RHT is down 1% at $143, giving up a short-term floor at the 50-day moving average. This comes after the equity was firmly rejected at the 80-day moving average. Despite its recent underperformance, Red Hat stock remains up 19% year-to-date.

Daily Chart of RHT with 50 and 80MA

Red Hat is scheduled to report earnings after the market closes tomorrow, Sept. 19. Digging into its earnings history, RHT has closed higher the day after the company reports in five of the past eight quarters. However, the stock suffered a steep 14.2% drop after reporting in June, while overall the shares have averaged a 7.1% move the day after earnings over the last two years, regardless of direction. This time around, the options market is pricing in a larger-than usual 12.5% move for Thursday's trading.

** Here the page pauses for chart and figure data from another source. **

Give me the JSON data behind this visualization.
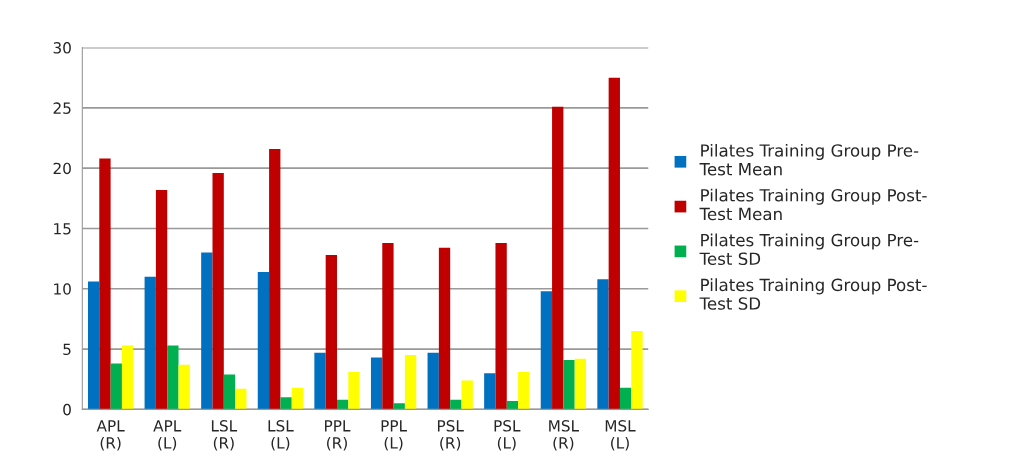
{
  "chart_data": {
    "type": "bar",
    "categories": [
      "APL\n(R)",
      "APL\n(L)",
      "LSL\n(R)",
      "LSL\n(L)",
      "PPL\n(R)",
      "PPL\n(L)",
      "PSL\n(R)",
      "PSL\n(L)",
      "MSL\n(R)",
      "MSL\n(L)"
    ],
    "series": [
      {
        "name": "Pilates Training Group Pre-Test Mean",
        "color": "#0070c0",
        "values": [
          10.6,
          11.0,
          13.0,
          11.4,
          4.7,
          4.3,
          4.7,
          3.0,
          9.8,
          10.8
        ]
      },
      {
        "name": "Pilates Training Group Post-Test Mean",
        "color": "#c00000",
        "values": [
          20.8,
          18.2,
          19.6,
          21.6,
          12.8,
          13.8,
          13.4,
          13.8,
          25.1,
          27.5
        ]
      },
      {
        "name": "Pilates Training Group Pre-Test SD",
        "color": "#00b050",
        "values": [
          3.8,
          5.3,
          2.9,
          1.0,
          0.8,
          0.5,
          0.8,
          0.7,
          4.1,
          1.8
        ]
      },
      {
        "name": "Pilates Training Group Post-Test SD",
        "color": "#ffff00",
        "values": [
          5.3,
          3.7,
          1.7,
          1.8,
          3.1,
          4.5,
          2.4,
          3.1,
          4.2,
          6.5
        ]
      }
    ],
    "ylim": [
      0,
      30
    ],
    "yticks": [
      0,
      5,
      10,
      15,
      20,
      25,
      30
    ],
    "grid": "y",
    "legend": "right"
  }
}
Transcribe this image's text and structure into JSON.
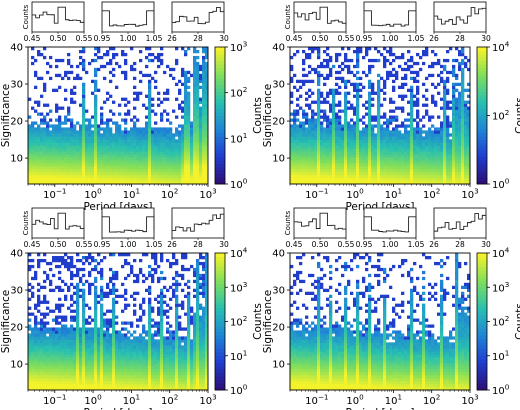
{
  "chart_data": [
    {
      "type": "heatmap",
      "position": "top-left",
      "xlabel": "Period [days]",
      "ylabel": "Significance",
      "colorbar_label": "Counts",
      "xscale": "log",
      "xlim": [
        0.02,
        1000
      ],
      "ylim": [
        3,
        40
      ],
      "x_ticks": [
        "10^-1",
        "10^0",
        "10^1",
        "10^2",
        "10^3"
      ],
      "y_ticks": [
        10,
        20,
        30,
        40
      ],
      "colorbar_max_exp": 3,
      "colorbar_ticks": [
        "10^0",
        "10^1",
        "10^2",
        "10^3"
      ],
      "colormap": [
        "#2d0f7a",
        "#1f3fd0",
        "#1f86d6",
        "#28c0b0",
        "#7ede5c",
        "#f4f22a"
      ],
      "spikes_days": [
        0.5,
        1.0,
        27.3,
        230,
        300,
        400,
        520,
        650,
        850
      ],
      "insets": [
        {
          "x_ticks": [
            "0.45",
            "0.50",
            "0.55"
          ],
          "ylabel": "Counts"
        },
        {
          "x_ticks": [
            "0.95",
            "1.00",
            "1.05"
          ]
        },
        {
          "x_ticks": [
            "26",
            "28",
            "30"
          ]
        }
      ]
    },
    {
      "type": "heatmap",
      "position": "top-right",
      "xlabel": "Period [days]",
      "ylabel": "Significance",
      "colorbar_label": "Counts",
      "xscale": "log",
      "xlim": [
        0.02,
        1000
      ],
      "ylim": [
        3,
        40
      ],
      "x_ticks": [
        "10^-1",
        "10^0",
        "10^1",
        "10^2",
        "10^3"
      ],
      "y_ticks": [
        10,
        20,
        30,
        40
      ],
      "colorbar_max_exp": 4,
      "colorbar_ticks": [
        "10^0",
        "10^2",
        "10^4"
      ],
      "colormap": [
        "#2d0f7a",
        "#1f3fd0",
        "#1f86d6",
        "#28c0b0",
        "#7ede5c",
        "#f4f22a"
      ],
      "spikes_days": [
        0.1,
        0.25,
        0.5,
        1.0,
        2.0,
        4.0,
        27.3,
        200,
        350,
        600
      ],
      "insets": [
        {
          "x_ticks": [
            "0.45",
            "0.50",
            "0.55"
          ],
          "ylabel": "Counts"
        },
        {
          "x_ticks": [
            "0.95",
            "1.00",
            "1.05"
          ]
        },
        {
          "x_ticks": [
            "26",
            "28",
            "30"
          ]
        }
      ]
    },
    {
      "type": "heatmap",
      "position": "bottom-left",
      "xlabel": "Period [days]",
      "ylabel": "Significance",
      "colorbar_label": "Counts",
      "xscale": "log",
      "xlim": [
        0.02,
        1000
      ],
      "ylim": [
        3,
        40
      ],
      "x_ticks": [
        "10^-1",
        "10^0",
        "10^1",
        "10^2",
        "10^3"
      ],
      "y_ticks": [
        10,
        20,
        30,
        40
      ],
      "colorbar_max_exp": 4,
      "colorbar_ticks": [
        "10^0",
        "10^1",
        "10^2",
        "10^3",
        "10^4"
      ],
      "colormap": [
        "#2d0f7a",
        "#1f3fd0",
        "#1f86d6",
        "#28c0b0",
        "#7ede5c",
        "#f4f22a"
      ],
      "spikes_days": [
        0.33,
        0.5,
        1.0,
        1.5,
        3.0,
        27.3,
        55,
        150,
        300,
        500,
        800
      ],
      "insets": [
        {
          "x_ticks": [
            "0.45",
            "0.50",
            "0.55"
          ],
          "ylabel": "Counts"
        },
        {
          "x_ticks": [
            "0.95",
            "1.00",
            "1.05"
          ]
        },
        {
          "x_ticks": [
            "26",
            "28",
            "30"
          ]
        }
      ]
    },
    {
      "type": "heatmap",
      "position": "bottom-right",
      "xlabel": "Period [days]",
      "ylabel": "Significance",
      "colorbar_label": "Counts",
      "xscale": "log",
      "xlim": [
        0.02,
        1000
      ],
      "ylim": [
        3,
        40
      ],
      "x_ticks": [
        "10^-1",
        "10^0",
        "10^1",
        "10^2",
        "10^3"
      ],
      "y_ticks": [
        10,
        20,
        30,
        40
      ],
      "colorbar_max_exp": 4,
      "colorbar_ticks": [
        "10^0",
        "10^1",
        "10^2",
        "10^3",
        "10^4"
      ],
      "colormap": [
        "#2d0f7a",
        "#1f3fd0",
        "#1f86d6",
        "#28c0b0",
        "#7ede5c",
        "#f4f22a"
      ],
      "spikes_days": [
        0.1,
        0.2,
        0.5,
        1.0,
        2.0,
        5.0,
        27.3,
        60,
        180,
        420
      ],
      "insets": [
        {
          "x_ticks": [
            "0.45",
            "0.50",
            "0.55"
          ],
          "ylabel": "Counts"
        },
        {
          "x_ticks": [
            "0.95",
            "1.00",
            "1.05"
          ]
        },
        {
          "x_ticks": [
            "26",
            "28",
            "30"
          ]
        }
      ]
    }
  ]
}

In the options pits, traders have been leaning bullish in recent weeks. This is per data from the International Securities Exchange (ISE), Chicago Board Options Exchange (CBOE), and NASDAQ OMX PHLX (PHLX), which shows a 10-day call/put volume ratio of 1.96, ranking in the 81st annual percentile. This indicates that calls have been bought over puts at a faster-than-usual clip.

Echoing this is the stock's Schaeffer's put/call open interest ratio (SOIR) of 0.37, which ranks in the low 16th percentile of its annual range. This means short-term traders have rarely been more call-heavy on Red Hat in the past year.